= Agénor Azéma de Montgravier =

French archaeologist and soldier (1805–1863)

Michel Auguste Martin Agénor Azéma de Montgravier (28 October 1805, in Béziers – 14 September 1863, in Montpellier) was a French archaeologist and soldier.

==Career==
He was one of the most distinguished students at the École Polytechnique from 1825 to 1828, then started his military career in the artillery. Promoted to lieutenant in 1831, captain in 1837 and then Chef d'escadron (Major or Commandant) in 1850, he completed his military career as deputy director of the Ecole d'Artillerie de Montpellier, to which he was appointed in 1859.

Montgravier spent three periods in Algeria, from 1832 to 1834, from 1839 to 1845, and finally from 1846 to 1851. In the first two periods he acted as Officer for Arab affairs, and in the third period he started as assistant officer in the Oran bureau, becoming chief officer in 1849 and then moving on in 1850 to the advisory committee on Algeria at the Ministry of War.

==Archaeology==
He was passionate about antiques, and was one of the pioneers of Roman Archaeology in North Africa.
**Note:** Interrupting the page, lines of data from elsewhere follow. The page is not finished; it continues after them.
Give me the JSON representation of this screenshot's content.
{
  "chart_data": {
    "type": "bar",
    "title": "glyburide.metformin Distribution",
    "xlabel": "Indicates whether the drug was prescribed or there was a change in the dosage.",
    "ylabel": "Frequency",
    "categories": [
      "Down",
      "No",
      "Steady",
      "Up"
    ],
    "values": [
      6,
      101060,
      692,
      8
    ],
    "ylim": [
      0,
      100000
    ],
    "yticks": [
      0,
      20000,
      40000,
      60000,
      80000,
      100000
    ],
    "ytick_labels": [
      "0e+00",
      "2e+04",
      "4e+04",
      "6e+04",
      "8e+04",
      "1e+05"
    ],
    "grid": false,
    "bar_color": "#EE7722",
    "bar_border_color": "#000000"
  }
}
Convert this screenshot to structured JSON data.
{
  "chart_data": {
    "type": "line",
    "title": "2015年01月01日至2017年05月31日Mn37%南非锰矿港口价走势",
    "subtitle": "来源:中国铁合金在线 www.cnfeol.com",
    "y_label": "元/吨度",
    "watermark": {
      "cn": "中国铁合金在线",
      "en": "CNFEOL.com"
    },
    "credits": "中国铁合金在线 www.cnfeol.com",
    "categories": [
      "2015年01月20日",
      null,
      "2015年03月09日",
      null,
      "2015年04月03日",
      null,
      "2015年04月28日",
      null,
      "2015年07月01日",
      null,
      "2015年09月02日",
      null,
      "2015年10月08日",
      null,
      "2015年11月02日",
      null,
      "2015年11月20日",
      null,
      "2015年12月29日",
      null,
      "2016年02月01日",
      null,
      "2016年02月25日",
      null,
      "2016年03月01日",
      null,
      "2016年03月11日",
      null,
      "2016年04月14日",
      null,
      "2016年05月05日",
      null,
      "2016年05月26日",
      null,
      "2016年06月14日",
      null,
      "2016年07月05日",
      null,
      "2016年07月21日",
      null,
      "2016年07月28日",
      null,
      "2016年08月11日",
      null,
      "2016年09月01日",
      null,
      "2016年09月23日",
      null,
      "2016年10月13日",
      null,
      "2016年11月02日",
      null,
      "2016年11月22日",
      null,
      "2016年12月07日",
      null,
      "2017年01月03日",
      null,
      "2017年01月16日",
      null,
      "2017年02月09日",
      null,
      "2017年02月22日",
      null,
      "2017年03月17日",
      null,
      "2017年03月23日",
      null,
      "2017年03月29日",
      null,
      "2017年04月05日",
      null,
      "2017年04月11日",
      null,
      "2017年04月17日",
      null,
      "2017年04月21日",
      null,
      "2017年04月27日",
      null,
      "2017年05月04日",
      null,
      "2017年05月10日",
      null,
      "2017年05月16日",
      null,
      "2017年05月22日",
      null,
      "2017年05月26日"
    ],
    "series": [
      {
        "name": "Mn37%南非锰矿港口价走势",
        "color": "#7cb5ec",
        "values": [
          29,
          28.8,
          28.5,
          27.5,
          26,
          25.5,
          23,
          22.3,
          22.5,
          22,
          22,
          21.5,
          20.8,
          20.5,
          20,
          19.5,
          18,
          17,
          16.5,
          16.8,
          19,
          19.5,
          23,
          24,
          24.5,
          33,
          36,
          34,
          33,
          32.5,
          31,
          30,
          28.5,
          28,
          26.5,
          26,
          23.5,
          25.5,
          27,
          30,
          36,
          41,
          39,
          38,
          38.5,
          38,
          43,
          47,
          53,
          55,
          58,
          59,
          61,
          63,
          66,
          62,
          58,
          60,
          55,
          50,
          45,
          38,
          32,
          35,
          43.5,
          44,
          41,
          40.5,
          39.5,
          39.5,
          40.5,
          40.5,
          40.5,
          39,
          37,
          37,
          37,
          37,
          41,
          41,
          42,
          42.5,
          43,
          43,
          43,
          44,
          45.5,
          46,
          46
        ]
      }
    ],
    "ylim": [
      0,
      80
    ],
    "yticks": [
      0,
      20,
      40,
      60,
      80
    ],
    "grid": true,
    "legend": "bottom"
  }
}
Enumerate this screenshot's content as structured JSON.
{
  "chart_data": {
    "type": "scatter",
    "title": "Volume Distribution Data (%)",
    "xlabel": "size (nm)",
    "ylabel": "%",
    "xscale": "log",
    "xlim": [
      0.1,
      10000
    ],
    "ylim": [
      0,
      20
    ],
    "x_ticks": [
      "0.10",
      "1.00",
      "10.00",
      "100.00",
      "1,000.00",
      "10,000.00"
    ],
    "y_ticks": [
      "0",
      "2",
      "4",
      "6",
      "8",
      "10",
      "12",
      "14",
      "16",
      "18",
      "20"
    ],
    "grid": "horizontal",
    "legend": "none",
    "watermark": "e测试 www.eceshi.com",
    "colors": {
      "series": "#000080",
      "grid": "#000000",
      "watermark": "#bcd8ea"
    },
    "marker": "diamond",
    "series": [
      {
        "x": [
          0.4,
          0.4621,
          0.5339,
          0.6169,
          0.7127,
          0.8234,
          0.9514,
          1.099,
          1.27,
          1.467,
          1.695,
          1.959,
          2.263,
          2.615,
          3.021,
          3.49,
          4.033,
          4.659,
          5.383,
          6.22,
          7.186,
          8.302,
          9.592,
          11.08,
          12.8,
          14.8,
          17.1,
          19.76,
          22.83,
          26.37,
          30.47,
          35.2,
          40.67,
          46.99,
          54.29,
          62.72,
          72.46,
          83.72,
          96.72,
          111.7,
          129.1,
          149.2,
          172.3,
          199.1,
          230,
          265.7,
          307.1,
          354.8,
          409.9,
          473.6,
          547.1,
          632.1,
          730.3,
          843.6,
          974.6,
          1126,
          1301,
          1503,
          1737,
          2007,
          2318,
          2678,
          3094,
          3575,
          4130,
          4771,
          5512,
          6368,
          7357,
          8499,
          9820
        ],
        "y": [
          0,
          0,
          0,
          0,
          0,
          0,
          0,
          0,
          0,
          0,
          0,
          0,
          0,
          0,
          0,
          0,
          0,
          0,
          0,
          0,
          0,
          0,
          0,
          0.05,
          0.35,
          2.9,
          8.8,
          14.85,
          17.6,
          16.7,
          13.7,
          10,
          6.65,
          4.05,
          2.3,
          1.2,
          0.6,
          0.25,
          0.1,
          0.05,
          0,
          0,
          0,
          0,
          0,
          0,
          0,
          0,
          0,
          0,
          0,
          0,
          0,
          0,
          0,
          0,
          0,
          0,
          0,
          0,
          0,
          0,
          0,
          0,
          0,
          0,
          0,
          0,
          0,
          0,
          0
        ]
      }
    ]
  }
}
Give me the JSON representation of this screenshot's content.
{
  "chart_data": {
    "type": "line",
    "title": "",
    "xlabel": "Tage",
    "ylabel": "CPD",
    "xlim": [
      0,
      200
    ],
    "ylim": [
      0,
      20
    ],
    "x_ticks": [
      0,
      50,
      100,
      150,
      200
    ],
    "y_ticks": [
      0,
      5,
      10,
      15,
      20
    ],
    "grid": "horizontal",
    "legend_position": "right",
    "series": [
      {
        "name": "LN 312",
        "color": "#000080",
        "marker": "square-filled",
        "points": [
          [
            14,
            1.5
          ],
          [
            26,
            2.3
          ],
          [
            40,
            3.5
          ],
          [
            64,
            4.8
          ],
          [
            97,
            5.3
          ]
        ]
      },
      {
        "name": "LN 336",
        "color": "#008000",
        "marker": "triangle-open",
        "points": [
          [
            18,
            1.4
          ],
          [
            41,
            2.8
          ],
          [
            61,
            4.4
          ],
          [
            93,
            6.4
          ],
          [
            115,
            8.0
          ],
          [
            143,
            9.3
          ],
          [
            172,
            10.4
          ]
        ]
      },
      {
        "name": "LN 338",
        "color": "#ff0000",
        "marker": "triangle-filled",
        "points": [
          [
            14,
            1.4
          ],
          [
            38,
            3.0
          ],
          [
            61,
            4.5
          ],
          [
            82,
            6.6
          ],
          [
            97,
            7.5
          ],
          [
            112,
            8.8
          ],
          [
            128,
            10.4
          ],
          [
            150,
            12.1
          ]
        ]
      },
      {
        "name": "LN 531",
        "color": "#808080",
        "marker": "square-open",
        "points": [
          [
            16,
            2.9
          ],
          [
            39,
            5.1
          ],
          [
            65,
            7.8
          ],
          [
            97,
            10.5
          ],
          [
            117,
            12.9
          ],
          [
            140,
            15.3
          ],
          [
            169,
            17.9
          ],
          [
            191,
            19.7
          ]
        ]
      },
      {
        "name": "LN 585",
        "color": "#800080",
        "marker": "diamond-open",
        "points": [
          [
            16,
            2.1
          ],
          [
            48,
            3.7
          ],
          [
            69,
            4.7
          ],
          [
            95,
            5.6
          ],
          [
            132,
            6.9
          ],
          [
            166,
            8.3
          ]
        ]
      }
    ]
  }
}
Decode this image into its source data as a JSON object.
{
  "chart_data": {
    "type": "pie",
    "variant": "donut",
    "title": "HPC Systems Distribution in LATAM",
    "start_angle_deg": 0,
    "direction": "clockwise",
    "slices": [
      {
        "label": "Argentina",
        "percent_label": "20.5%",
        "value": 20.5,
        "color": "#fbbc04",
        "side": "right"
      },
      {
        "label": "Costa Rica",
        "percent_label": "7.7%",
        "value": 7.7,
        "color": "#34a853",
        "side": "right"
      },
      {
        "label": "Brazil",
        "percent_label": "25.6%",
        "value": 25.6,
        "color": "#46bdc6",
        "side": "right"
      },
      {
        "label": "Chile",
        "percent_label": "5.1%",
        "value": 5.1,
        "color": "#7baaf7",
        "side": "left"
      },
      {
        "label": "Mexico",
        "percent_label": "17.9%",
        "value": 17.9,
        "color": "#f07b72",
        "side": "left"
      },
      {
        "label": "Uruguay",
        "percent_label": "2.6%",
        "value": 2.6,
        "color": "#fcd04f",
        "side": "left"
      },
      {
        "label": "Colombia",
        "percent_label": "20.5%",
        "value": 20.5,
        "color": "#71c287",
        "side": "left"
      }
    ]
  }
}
In 1840, he was the first to identify Cherchell as the ancient Caesarea, the capital of Mauretania. He was an active member of the Société Historique Algérienne, and copied and published many ancient stone inscriptions discovered during his missions.

His contribution to North African Archaeology led to him being elected corresponding member of the Académie des Inscriptions et Belles-Lettres on 27 December 1850.

At the end of his life, he carried out excavations at the Roman ruins of Murviel-les-Montpellier on behalf of the Commission de la Carte des Gaules.

He was decorated with the Legion of Honour on 14 April 1844, and was created officer of the same order in 1862.

== Publications ==
- Lettre sur les inscriptions trouvées à Orléansville et à Tenez (1843)
- Observations sur les antiquités romaines de la province d'Oran et en particulier sur les ruines de Tiaret (1843)
- Les Tumulus de Lachdar, province d'Oran (1844)
- Études historiques pour servir au projet de colonisation d'une partie du territoire de la province d'Oran (1846)
- Excursions archéologiques d’Oran à Tlemcen (1847)
- Mémoire sur l’occupation de la Mauritanie par les Romains (couronné par la 1^{re} médaille au concours de 1848 à l'Académie des Inscriptions)
- Deux lettres au Président de la République (1849–1850)
- Les Deux Paris ou 1848 et 1858. Chant lyrique (1858)
- Murviel. Ruines d'un "oppidum" des Volces arécomiques (1863) en collaboration avec Adolphe Ricard
- Notice biographique sur M^{me} de Tencin (s.d.).